Mit der Betrachtung von Gefühlen eng verbunden sind Begriffe wie Befinden, Stimmungen, Affekte, Leibregungen oder Bewusstseinszustände (vgl. hierzu Baer / Frick Baer S. 113 ff. und Dittmar S. 16 ff.), also das gesamte Erleben unsere Innenwelt und der Außenwelt und unsere ganze Palette an Reaktionen darauf.
Die fünf Grundgefühle
Es wird in der Psychologie jedoch von fünf Grundgefühlen ausgegangen, die in allen menschlichen Kulturen vorkommen und die einen deutlich unterscheidbaren Gesichts- und Gesamtkörperausdruck haben: Wut, Angst, Scham, Trauer und Freude
So entsteht die Wut aus der Frustration heraus, das Gewünschte nicht bekommen zu haben oder eine Grenzüberschreitung zu erleben. Die Aktivierung durch Wut mobilisiert die Energie im Körper, diesen unangenehmen Zustand zu verändern. Angst hingegen macht uns auf eine Gefahr aufmerksam und mobilisiert Kräfte, der Situation durch Kampf oder Flucht zu entgehen. Scham erwächst aus der Empfindung des Herausfallens aus der Zugehörigkeit zu einer Gruppe und aus dem damit verbundenen Eindruck, etwas falsch gemacht zu haben. Sie regt unsere Selbstreflektion in der Beziehung zu anderen an und sichert damit unsere Bindungen. Trauer zeigt uns einen Verlust an und sorgt dafür, dass seelische Wunden Aufmerksamkeit bekommen. Durch das Würdigen des Vergangenen kann das Verlorene schließlich zu einer Kraft reifen, aus der wir schöpfen können mit dem Blick auf das Jetzt und nach vorne. Freude entsteht, wenn wir uns in Harmonie mit der Gegenwart fühlen. Dann können wir uns ausdehnen, uns verbinden mit anderen Menschen und der Welt, Neugier und Entdeckerlust erregen unsere Aufmerksamkeit.

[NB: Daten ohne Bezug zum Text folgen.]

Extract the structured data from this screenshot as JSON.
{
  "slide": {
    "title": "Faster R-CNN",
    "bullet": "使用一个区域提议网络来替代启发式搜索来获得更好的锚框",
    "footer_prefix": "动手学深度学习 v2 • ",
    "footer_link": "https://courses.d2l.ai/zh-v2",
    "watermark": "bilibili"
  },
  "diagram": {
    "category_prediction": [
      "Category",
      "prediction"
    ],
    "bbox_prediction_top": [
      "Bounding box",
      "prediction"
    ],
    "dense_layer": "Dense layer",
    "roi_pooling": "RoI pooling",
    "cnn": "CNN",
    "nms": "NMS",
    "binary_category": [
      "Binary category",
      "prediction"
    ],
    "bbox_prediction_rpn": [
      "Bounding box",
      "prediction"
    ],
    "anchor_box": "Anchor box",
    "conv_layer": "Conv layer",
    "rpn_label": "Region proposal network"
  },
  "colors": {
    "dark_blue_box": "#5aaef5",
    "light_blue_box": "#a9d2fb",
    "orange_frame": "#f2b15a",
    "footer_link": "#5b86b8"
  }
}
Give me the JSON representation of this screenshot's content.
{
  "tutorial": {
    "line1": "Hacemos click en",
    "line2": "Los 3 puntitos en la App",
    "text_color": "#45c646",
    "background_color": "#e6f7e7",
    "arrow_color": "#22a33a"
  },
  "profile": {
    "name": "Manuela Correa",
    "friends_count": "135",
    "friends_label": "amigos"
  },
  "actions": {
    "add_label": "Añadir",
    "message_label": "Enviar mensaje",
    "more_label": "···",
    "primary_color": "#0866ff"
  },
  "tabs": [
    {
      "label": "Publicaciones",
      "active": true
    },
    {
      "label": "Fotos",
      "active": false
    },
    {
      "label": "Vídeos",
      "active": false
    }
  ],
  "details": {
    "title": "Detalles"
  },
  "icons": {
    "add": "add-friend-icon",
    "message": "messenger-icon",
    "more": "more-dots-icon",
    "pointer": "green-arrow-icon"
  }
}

Jedes Gefühl hat eine ihm eigene Erregungskurve, die vom Ausgangszustand der Ruhe über Empfinden, Gewahrsein, Mobilisierung von Energie, Handlung, Kontakt, Nachkontakt/Loslassen wieder zur Ruhe führt (siehe Kontakterregungszyklus). Wird diese Kurve nicht vollständig durchlaufen und vollendet, verbleibt die mobilisierte Energie im Körper gehalten. Findet sich keine Lösung dafür, verschwindet diese Dynamik aus unserem Bewusstsein, bleibt aber unbewusst eine Form von emotionaler Ladung wirksam. Wir definieren analog zu Vivian Dittmar Emotionen als angestaute und unerlöste Gefühle. In der Gestalttherapie sprechen wir von „unerledigten Geschäften“ oder „nicht geschlossenen Gestalten“.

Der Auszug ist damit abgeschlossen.